Of course, I’m a bit biased here – I think AGPLv3 is the future – but a widespread adoption of the AGPL is not without at least one downside.
F/OSS projects that adopt the AGPL are going to have to live with a dearth of sweet sweet VC/Large corporate funding for the critical early part of their lifetimes. While we talk a lot about companies not contributing to open source, there are some that use Apache2 and MIT licensed projects, and properly contribute back.
Companies who would have been drivers of adoption and helpful contributors (of bug reports, features, documentation, etc) may be warded off from ever contributing to projects. It’s hard to judge absence but we’ll likely see some projects that would have received corporate backing if they were Apache2/MIT wither on the vine due to their choice to adopt the AGPL.
As the cost of not allowing use/attempting to extract profit from of AGPL software grows, companies will start to re-evaluate their stance.
Some efforts (like my Nimbus Web Services project) intend to host AGPL software and contribute back any improvements. Careful reading of the AGPL provisions seems to indicate (IANAL) that it’s on the table, and companies who can leverage that interpretation as a competitive advantage will.

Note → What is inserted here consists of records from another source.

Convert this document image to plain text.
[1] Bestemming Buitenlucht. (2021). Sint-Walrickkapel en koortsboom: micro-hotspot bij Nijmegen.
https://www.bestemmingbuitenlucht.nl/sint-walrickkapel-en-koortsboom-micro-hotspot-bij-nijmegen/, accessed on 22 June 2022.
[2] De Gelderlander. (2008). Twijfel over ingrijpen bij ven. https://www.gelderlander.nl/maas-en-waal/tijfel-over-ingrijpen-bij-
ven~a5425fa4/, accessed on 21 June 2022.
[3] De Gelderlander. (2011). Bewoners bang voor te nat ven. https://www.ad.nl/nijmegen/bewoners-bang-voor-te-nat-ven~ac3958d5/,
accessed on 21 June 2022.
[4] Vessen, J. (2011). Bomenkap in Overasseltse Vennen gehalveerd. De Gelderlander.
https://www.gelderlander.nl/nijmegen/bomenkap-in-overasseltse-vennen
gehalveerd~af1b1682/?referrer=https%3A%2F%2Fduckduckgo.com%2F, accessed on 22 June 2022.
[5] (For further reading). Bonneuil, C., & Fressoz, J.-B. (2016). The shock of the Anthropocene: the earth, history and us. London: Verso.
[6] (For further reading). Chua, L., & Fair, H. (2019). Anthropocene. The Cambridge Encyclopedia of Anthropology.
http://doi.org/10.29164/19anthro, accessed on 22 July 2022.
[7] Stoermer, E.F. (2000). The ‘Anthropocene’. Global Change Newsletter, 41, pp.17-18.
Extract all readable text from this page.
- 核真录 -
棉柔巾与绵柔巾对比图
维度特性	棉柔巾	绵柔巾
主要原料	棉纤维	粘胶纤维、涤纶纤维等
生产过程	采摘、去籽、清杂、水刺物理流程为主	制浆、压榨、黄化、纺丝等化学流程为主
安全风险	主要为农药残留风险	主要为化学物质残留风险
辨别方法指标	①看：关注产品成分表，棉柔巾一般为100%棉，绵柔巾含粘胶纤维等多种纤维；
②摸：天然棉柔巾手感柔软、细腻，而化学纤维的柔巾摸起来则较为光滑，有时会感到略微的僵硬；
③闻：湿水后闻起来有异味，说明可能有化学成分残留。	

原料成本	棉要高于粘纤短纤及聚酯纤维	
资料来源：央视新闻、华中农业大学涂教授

This is the internet, so I’ll wrap up by making some unreasonable conjecture about the future (that will be saved forever so I can be lambasted later):
This paints a rather rosy static picture for AGPL, but I’m a strong believer in “History doesn’t repeat but it rhymes”.
Monetization will break some projects (humans act differently when money is involved), and some areas will see a renaissance of non-AGPL F/OSS licenses (MIT/Apache2), but on the whole the creators/maintainers/BDFLs who can guide their projects through monetization will end up with far stronger projects than those that can’t.
Strong projects means strong ecosystems, and strong ecosystems mean better F/OSS for everyone. The future looks bright.